A darci una mano nella nostra analisi è, innanzitutto, una utile tabella comparativa sulle tariffe biorarie compiuta da SoS Tariffe (che potete scaricare qui in formato Jpeg). La tabella contiene l’elenco dei principali elettrodomestici presenti nelle case italiane, la loro potenza ordinaria, e il consumo annuo in KWh.

Ebbene, da una rapida osservazione, evidenziamo come il costo maggiore sia relativo al riscaldamento elettrico, sfruttato dai 4 ai 6 mesi l’anno (a seconda delle zone d’Italia) e in grado di assorbire oltre la metà del costo relativo al consumo energetico annuo. Pertanto, i maggiori sforzi non potranno che concentrarsi su un uso virtuoso del condizionatore e delle pompe di calore, evitando dispersioni, e garantendo la miglior coibentazione possibile.

Al secondo posto nella classifica degli elettrodomestici più onerosi vi è il boiler elettrico, per un costo di circa 250 – 300 euro l’anno per consumi di una famiglia media, seguito dalla lavastoviglie.

Particolarmente incisiva (per una percentuale pari al 5 – 10% del consumo energetico annuo) anche l’energia utilizzata dalla cucina elettrica, mentre asciuga biancheria e illuminazione (anche grazie alle nuove lampadine a risparmio energetico, sempre più diffuse tra le mura domestiche) si dividono un costo di circa 20 – 30 euro annui.

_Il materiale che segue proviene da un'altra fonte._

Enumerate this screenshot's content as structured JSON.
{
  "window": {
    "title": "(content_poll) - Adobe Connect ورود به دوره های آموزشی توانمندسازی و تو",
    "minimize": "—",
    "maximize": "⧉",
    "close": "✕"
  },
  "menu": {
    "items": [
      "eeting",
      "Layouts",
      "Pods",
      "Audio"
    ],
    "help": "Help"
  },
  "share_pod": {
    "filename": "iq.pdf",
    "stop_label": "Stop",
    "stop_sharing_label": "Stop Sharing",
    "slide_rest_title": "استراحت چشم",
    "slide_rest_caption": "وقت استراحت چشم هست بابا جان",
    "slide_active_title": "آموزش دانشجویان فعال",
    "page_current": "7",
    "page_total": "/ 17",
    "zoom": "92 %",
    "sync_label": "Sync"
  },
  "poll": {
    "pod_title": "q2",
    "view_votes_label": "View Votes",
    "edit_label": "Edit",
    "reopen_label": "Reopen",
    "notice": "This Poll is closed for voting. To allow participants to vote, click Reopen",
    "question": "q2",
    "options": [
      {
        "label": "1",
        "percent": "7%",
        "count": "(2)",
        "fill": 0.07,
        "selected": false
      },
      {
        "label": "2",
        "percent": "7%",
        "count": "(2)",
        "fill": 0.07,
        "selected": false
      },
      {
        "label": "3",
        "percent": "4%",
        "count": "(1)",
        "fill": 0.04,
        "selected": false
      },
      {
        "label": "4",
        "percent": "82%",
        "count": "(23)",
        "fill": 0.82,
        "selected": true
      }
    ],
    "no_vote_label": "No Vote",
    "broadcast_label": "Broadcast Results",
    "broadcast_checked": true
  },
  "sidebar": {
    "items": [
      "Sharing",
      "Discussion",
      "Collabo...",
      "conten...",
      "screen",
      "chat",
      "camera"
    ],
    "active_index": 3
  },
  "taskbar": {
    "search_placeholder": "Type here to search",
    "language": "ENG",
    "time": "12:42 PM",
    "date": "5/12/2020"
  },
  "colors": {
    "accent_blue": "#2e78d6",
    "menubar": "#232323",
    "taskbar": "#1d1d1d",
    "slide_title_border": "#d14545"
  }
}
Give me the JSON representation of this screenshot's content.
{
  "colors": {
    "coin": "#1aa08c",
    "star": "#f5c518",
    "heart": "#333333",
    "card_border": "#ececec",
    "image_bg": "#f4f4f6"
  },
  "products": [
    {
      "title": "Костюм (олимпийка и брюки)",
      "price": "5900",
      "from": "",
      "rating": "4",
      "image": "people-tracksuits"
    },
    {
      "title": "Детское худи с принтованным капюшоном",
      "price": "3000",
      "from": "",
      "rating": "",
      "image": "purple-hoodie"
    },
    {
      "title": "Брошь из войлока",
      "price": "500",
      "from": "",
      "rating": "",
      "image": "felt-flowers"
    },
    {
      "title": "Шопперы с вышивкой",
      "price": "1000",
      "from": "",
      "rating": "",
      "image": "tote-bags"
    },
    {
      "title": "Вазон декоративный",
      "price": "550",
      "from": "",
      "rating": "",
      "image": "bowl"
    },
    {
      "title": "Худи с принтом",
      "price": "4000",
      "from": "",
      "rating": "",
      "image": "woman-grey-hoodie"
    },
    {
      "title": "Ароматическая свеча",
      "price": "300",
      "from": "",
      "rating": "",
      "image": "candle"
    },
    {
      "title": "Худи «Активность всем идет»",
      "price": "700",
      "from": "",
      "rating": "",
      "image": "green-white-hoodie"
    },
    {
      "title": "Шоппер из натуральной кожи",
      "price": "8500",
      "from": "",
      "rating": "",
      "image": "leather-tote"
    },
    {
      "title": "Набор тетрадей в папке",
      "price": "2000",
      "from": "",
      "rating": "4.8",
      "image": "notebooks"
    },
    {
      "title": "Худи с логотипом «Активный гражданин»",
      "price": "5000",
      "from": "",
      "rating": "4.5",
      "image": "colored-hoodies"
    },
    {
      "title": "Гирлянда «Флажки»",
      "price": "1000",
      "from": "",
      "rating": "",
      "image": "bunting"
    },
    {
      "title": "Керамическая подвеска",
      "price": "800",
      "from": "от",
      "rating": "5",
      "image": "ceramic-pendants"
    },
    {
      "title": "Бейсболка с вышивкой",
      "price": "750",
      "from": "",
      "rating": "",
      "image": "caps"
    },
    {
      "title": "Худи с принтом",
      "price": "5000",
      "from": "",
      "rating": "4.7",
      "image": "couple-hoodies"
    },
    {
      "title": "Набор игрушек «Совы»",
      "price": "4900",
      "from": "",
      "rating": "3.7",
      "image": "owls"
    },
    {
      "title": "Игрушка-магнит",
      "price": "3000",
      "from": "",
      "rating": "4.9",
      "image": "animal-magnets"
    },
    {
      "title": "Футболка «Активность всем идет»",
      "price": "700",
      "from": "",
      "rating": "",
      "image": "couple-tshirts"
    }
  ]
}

Ma, al di là della correttezza nell’uso dei singoli elettrodomestici, in che modo risparmiare sulla bolletta? La risposta non può che provenire da un attento confronto delle varie offerte presenti sul mercato, magari utilizzando comparatori di proposte commerciali, o richiedendo consulenze specifiche ai vari operatori. Spesso la soluzione per tagliare i costi dell’utenza domestica è davvero a portata di mano.